いろいろ考えたけど答えがまったく分からない。考えるのが面倒くさくて何も考えていない時間とかも多分3分くらいはあった。最終的に考えたのは「Tシャツの背中部分に!」 かなり強引だが、もうこれしかないだろう。ということで、まずはヨッコラショとバイクになんとかまたがり、Tシャツの背中の襟の中に杖を2本突っ込んでみる。かなり不安定なので、Tシャツの下から出ている杖の足をバイクのシートと後ろのキャリアの間の溝に突っ込んでみると少し安定したが、絶対に曲がらない背骨を装着したようなもんだ。背筋が伸びまくっているおかげでハンドルからは遠くなり、手もピーンと伸ばしている状態。おまけにガラスに写った自分を見ると、松葉杖が背中からかなり高い位置まで突き出している。頭5個分くらいだろうか。アホすぎて自分でも笑えてきた。

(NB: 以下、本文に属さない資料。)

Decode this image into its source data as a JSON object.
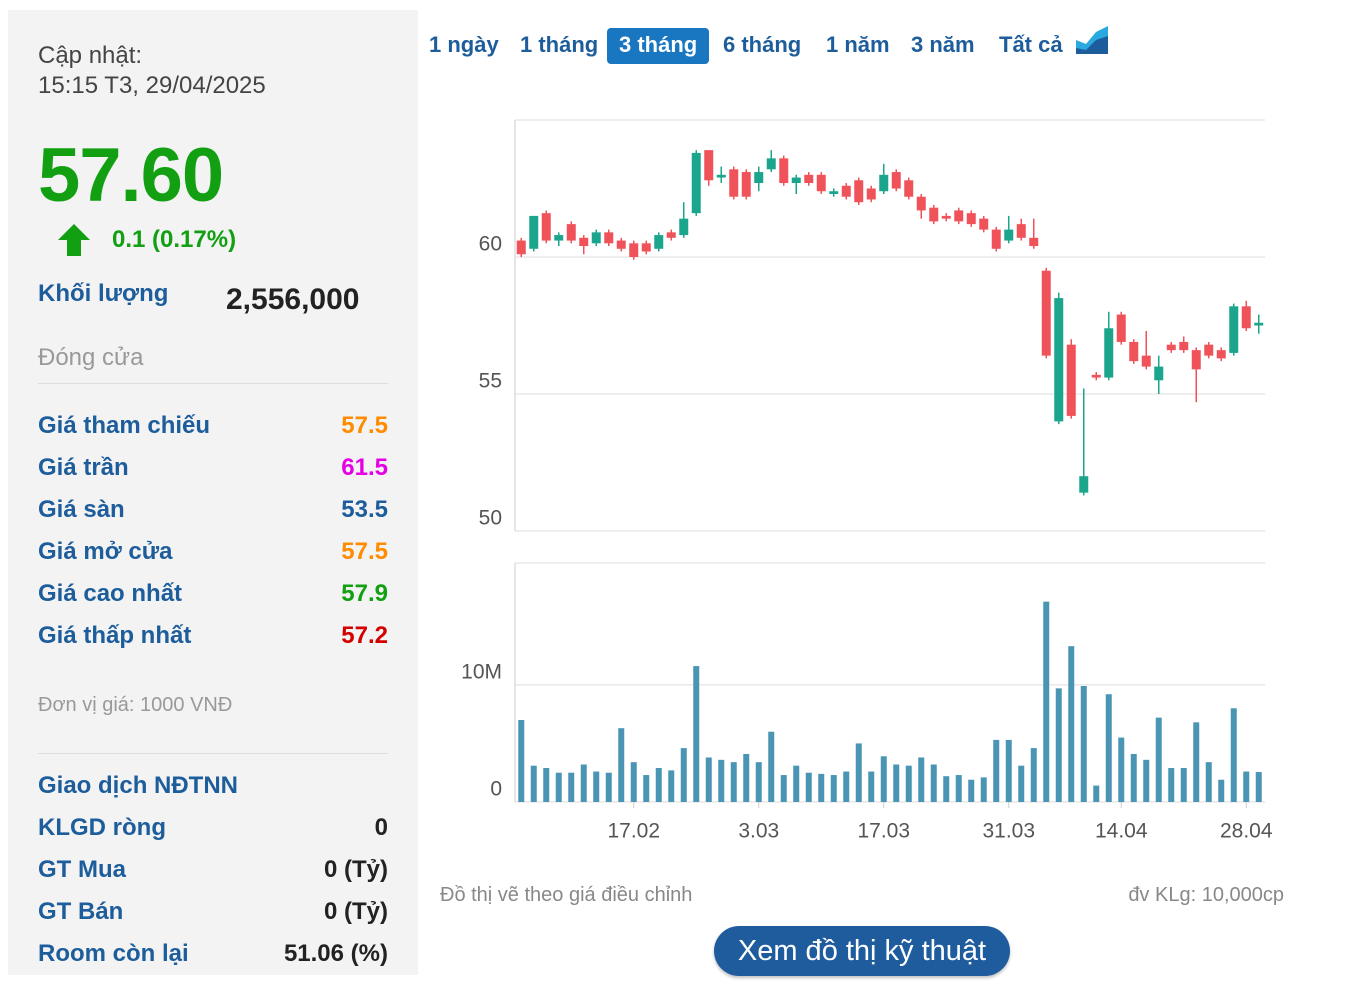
{
  "panel": {
    "update_label": "Cập nhật:",
    "update_time": "15:15 T3, 29/04/2025",
    "price": "57.60",
    "change": "0.1 (0.17%)",
    "volume_label": "Khối lượng",
    "volume": "2,556,000",
    "status": "Đóng cửa",
    "stats": [
      {
        "label": "Giá tham chiếu",
        "value": "57.5"
      },
      {
        "label": "Giá trần",
        "value": "61.5"
      },
      {
        "label": "Giá sàn",
        "value": "53.5"
      },
      {
        "label": "Giá mở cửa",
        "value": "57.5"
      },
      {
        "label": "Giá cao nhất",
        "value": "57.9"
      },
      {
        "label": "Giá thấp nhất",
        "value": "57.2"
      }
    ],
    "unit_note": "Đơn vị giá: 1000 VNĐ",
    "foreign_title": "Giao dịch NĐTNN",
    "foreign": [
      {
        "label": "KLGD ròng",
        "value": "0"
      },
      {
        "label": "GT Mua",
        "value": "0 (Tỷ)"
      },
      {
        "label": "GT Bán",
        "value": "0 (Tỷ)"
      },
      {
        "label": "Room còn lại",
        "value": "51.06 (%)"
      }
    ]
  },
  "tabs": [
    "1 ngày",
    "1 tháng",
    "3 tháng",
    "6 tháng",
    "1 năm",
    "3 năm",
    "Tất cả"
  ],
  "active_tab": 2,
  "chart_data": {
    "type": "candlestick",
    "categories": [
      null,
      null,
      null,
      null,
      null,
      null,
      null,
      null,
      null,
      "17.02",
      null,
      null,
      null,
      null,
      null,
      null,
      null,
      null,
      null,
      "3.03",
      null,
      null,
      null,
      null,
      null,
      null,
      null,
      null,
      null,
      "17.03",
      null,
      null,
      null,
      null,
      null,
      null,
      null,
      null,
      null,
      "31.03",
      null,
      null,
      null,
      null,
      null,
      null,
      null,
      null,
      "14.04",
      null,
      null,
      null,
      null,
      null,
      null,
      null,
      null,
      null,
      "28.04",
      null
    ],
    "open": [
      60.6,
      60.3,
      61.6,
      60.6,
      61.2,
      60.7,
      60.5,
      60.9,
      60.6,
      60.5,
      60.5,
      60.3,
      60.9,
      60.8,
      61.6,
      63.9,
      62.9,
      63.2,
      63.1,
      62.7,
      63.2,
      63.6,
      62.7,
      63.0,
      63.0,
      62.3,
      62.6,
      62.8,
      62.5,
      62.4,
      63.1,
      62.8,
      62.2,
      61.8,
      61.5,
      61.7,
      61.6,
      61.4,
      61.0,
      60.6,
      61.2,
      60.7,
      59.5,
      54.0,
      56.8,
      51.4,
      55.7,
      55.6,
      57.9,
      56.9,
      56.4,
      55.5,
      56.8,
      56.9,
      56.6,
      56.8,
      56.6,
      56.5,
      58.2,
      57.5
    ],
    "high": [
      60.7,
      61.5,
      61.7,
      60.9,
      61.3,
      60.8,
      61.0,
      61.0,
      60.7,
      60.6,
      60.6,
      60.9,
      61.0,
      62.0,
      63.9,
      63.9,
      63.3,
      63.3,
      63.2,
      63.3,
      63.9,
      63.7,
      63.0,
      63.1,
      63.1,
      62.5,
      62.7,
      62.9,
      62.6,
      63.4,
      63.2,
      62.9,
      62.3,
      61.9,
      61.6,
      61.8,
      61.7,
      61.5,
      61.1,
      61.5,
      61.4,
      61.4,
      59.6,
      58.7,
      57.0,
      55.2,
      55.8,
      58.0,
      58.0,
      57.0,
      57.3,
      56.4,
      56.9,
      57.1,
      56.7,
      56.9,
      56.7,
      58.3,
      58.4,
      57.9
    ],
    "low": [
      60.0,
      60.2,
      60.5,
      60.4,
      60.5,
      60.1,
      60.4,
      60.4,
      60.2,
      59.9,
      60.1,
      60.2,
      60.6,
      60.7,
      61.5,
      62.6,
      62.7,
      62.1,
      62.1,
      62.4,
      63.1,
      62.6,
      62.3,
      62.6,
      62.3,
      62.2,
      62.1,
      61.9,
      62.0,
      62.3,
      62.4,
      62.1,
      61.4,
      61.2,
      61.3,
      61.2,
      61.1,
      60.9,
      60.2,
      60.5,
      60.6,
      60.3,
      56.3,
      53.9,
      54.1,
      51.3,
      55.5,
      55.5,
      56.8,
      56.1,
      55.9,
      55.0,
      56.5,
      56.5,
      54.7,
      56.3,
      56.2,
      56.4,
      57.3,
      57.2
    ],
    "close": [
      60.1,
      61.5,
      60.6,
      60.8,
      60.6,
      60.4,
      60.9,
      60.5,
      60.3,
      60.0,
      60.2,
      60.8,
      60.7,
      61.4,
      63.8,
      62.8,
      63.0,
      62.2,
      62.2,
      63.1,
      63.6,
      62.7,
      62.9,
      62.7,
      62.4,
      62.4,
      62.2,
      62.0,
      62.1,
      63.0,
      62.5,
      62.2,
      61.7,
      61.3,
      61.4,
      61.3,
      61.2,
      61.0,
      60.3,
      61.0,
      60.7,
      60.4,
      56.4,
      58.5,
      54.2,
      52.0,
      55.6,
      57.4,
      56.9,
      56.2,
      56.0,
      56.0,
      56.6,
      56.6,
      55.9,
      56.4,
      56.3,
      58.2,
      57.4,
      57.6
    ],
    "up_color": "#1ba58d",
    "down_color": "#f0525a",
    "ylim": [
      50,
      65
    ],
    "yticks": [
      50,
      55,
      60
    ],
    "grid": true,
    "volume": {
      "values": [
        7000000,
        3100000,
        2900000,
        2500000,
        2500000,
        3200000,
        2600000,
        2500000,
        6300000,
        3400000,
        2300000,
        2900000,
        2700000,
        4600000,
        11600000,
        3800000,
        3600000,
        3400000,
        4100000,
        3400000,
        6000000,
        2300000,
        3100000,
        2500000,
        2400000,
        2300000,
        2600000,
        5000000,
        2600000,
        3900000,
        3200000,
        3100000,
        3800000,
        3200000,
        2200000,
        2300000,
        1900000,
        2100000,
        5300000,
        5300000,
        3100000,
        4600000,
        17100000,
        9700000,
        13300000,
        9900000,
        1400000,
        9200000,
        5500000,
        4100000,
        3600000,
        7200000,
        2900000,
        2900000,
        6800000,
        3400000,
        1900000,
        8000000,
        2600000,
        2556000
      ],
      "color": "#4a95b3",
      "ylim": [
        0,
        20400000
      ],
      "yticks": [
        0,
        {
          "value": 10000000,
          "label": "10M"
        }
      ]
    },
    "note": "Đồ thị vẽ theo giá điều chỉnh",
    "volume_unit": "đv KLg: 10,000cp"
  },
  "button": "Xem đồ thị kỹ thuật"
}
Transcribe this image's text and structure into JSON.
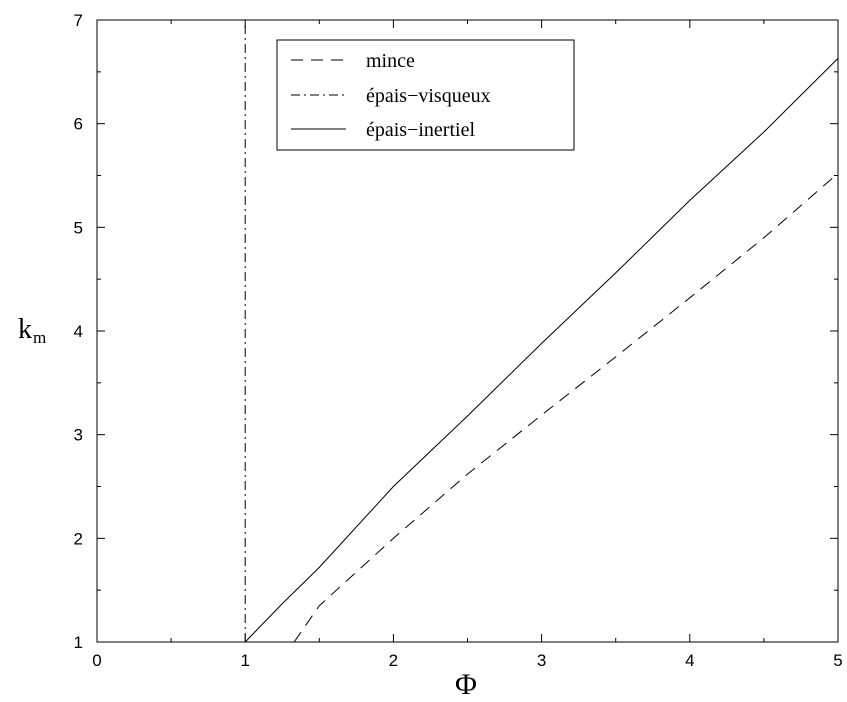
{
  "chart_data": {
    "type": "line",
    "title": "",
    "xlabel": "Φ",
    "ylabel": "k",
    "ylabel_subscript": "m",
    "xlim": [
      0,
      5
    ],
    "ylim": [
      1,
      7
    ],
    "xticks": [
      0,
      1,
      2,
      3,
      4,
      5
    ],
    "yticks": [
      1,
      2,
      3,
      4,
      5,
      6,
      7
    ],
    "grid": false,
    "legend_position": "top-center",
    "series": [
      {
        "name": "mince",
        "style": "dashed",
        "color": "#000000",
        "x": [
          1.33,
          1.5,
          2.0,
          2.5,
          3.0,
          3.5,
          4.0,
          4.5,
          5.0
        ],
        "y": [
          1.0,
          1.35,
          2.0,
          2.62,
          3.19,
          3.75,
          4.32,
          4.9,
          5.52
        ]
      },
      {
        "name": "épais−visqueux",
        "style": "dashdot",
        "color": "#000000",
        "x": [
          1.0,
          1.0
        ],
        "y": [
          1.0,
          7.0
        ]
      },
      {
        "name": "épais−inertiel",
        "style": "solid",
        "color": "#000000",
        "x": [
          1.0,
          1.25,
          1.5,
          2.0,
          2.5,
          3.0,
          3.5,
          4.0,
          4.5,
          5.0
        ],
        "y": [
          1.0,
          1.37,
          1.72,
          2.5,
          3.18,
          3.88,
          4.56,
          5.26,
          5.92,
          6.63
        ]
      }
    ]
  }
}
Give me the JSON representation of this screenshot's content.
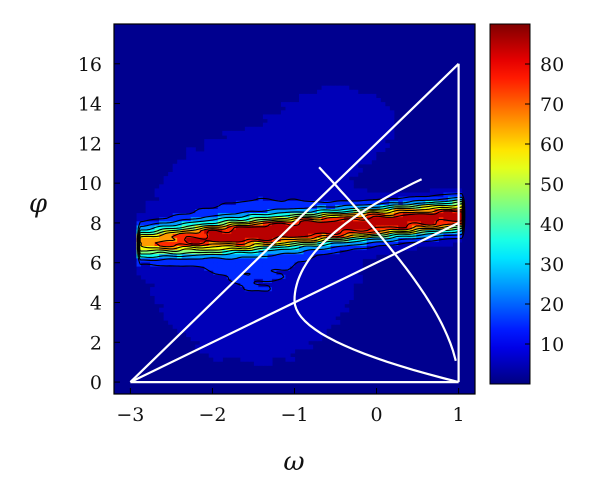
{
  "chart_data": {
    "type": "heatmap",
    "xlabel": "ω",
    "ylabel": "φ",
    "xlim": [
      -3.2,
      1.2
    ],
    "ylim": [
      -0.6,
      18
    ],
    "xticks": [
      -3,
      -2,
      -1,
      0,
      1
    ],
    "xtick_labels": [
      "−3",
      "−2",
      "−1",
      "0",
      "1"
    ],
    "yticks": [
      0,
      2,
      4,
      6,
      8,
      10,
      12,
      14,
      16
    ],
    "yticks_labels": [
      "0",
      "2",
      "4",
      "6",
      "8",
      "10",
      "12",
      "14",
      "16"
    ],
    "colorbar": {
      "range": [
        0,
        90
      ],
      "ticks": [
        10,
        20,
        30,
        40,
        50,
        60,
        70,
        80
      ],
      "tick_labels": [
        "10",
        "20",
        "30",
        "40",
        "50",
        "60",
        "70",
        "80"
      ],
      "colormap": "jet"
    },
    "density_peak": {
      "x": 0.0,
      "y": 8.4,
      "value": 88
    },
    "contour_levels": [
      10,
      20,
      30,
      40,
      50,
      60,
      70,
      80
    ],
    "overlay_lines": [
      {
        "name": "",
        "points": [
          [
            -3,
            0
          ],
          [
            1,
            16
          ]
        ]
      },
      {
        "name": "",
        "points": [
          [
            1,
            16
          ],
          [
            1,
            0
          ]
        ]
      },
      {
        "name": "",
        "points": [
          [
            -3,
            0
          ],
          [
            1,
            0
          ]
        ]
      },
      {
        "name": "",
        "points": [
          [
            -3,
            0
          ],
          [
            1,
            8
          ]
        ]
      }
    ],
    "background_color": "#00008f",
    "overlay_color": "#ffffff"
  }
}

シャキッと背筋を伸ばし、腕もピンと張り、右足にギブスをして背中から松葉杖が突き出している状態で時速25キロくらいで五日市街道を走っている白いバイクを見たことがあるとすれば、それは完全に僕だ。走っていると金髪の欧米ギャルが3人向こうから歩道を歩いてくるのが見えた。欧米人は知らない人でも目が合うとニコリとしてくれるのを僕は知っている。しかしそのギャルたちのニコリは僕の知っているそれとは違うようだった。明らかに厳つく飛び出している松葉杖に目が行っている。必死の思いで家に帰って、忍者が刀を抜くように杖を背中から抜くと、お気に入りのTシャツの襟は見たこともないくらいの伸びているではないか。締まりのないVネックになってしまった。家に入ると病院に行く時は心配そうな顔をしていた嫁にすら笑われた。
前から良く知っていたし、忘れていたワケでもない。しかし今回また改めて理解した。怪我して良いことは何ひとつない。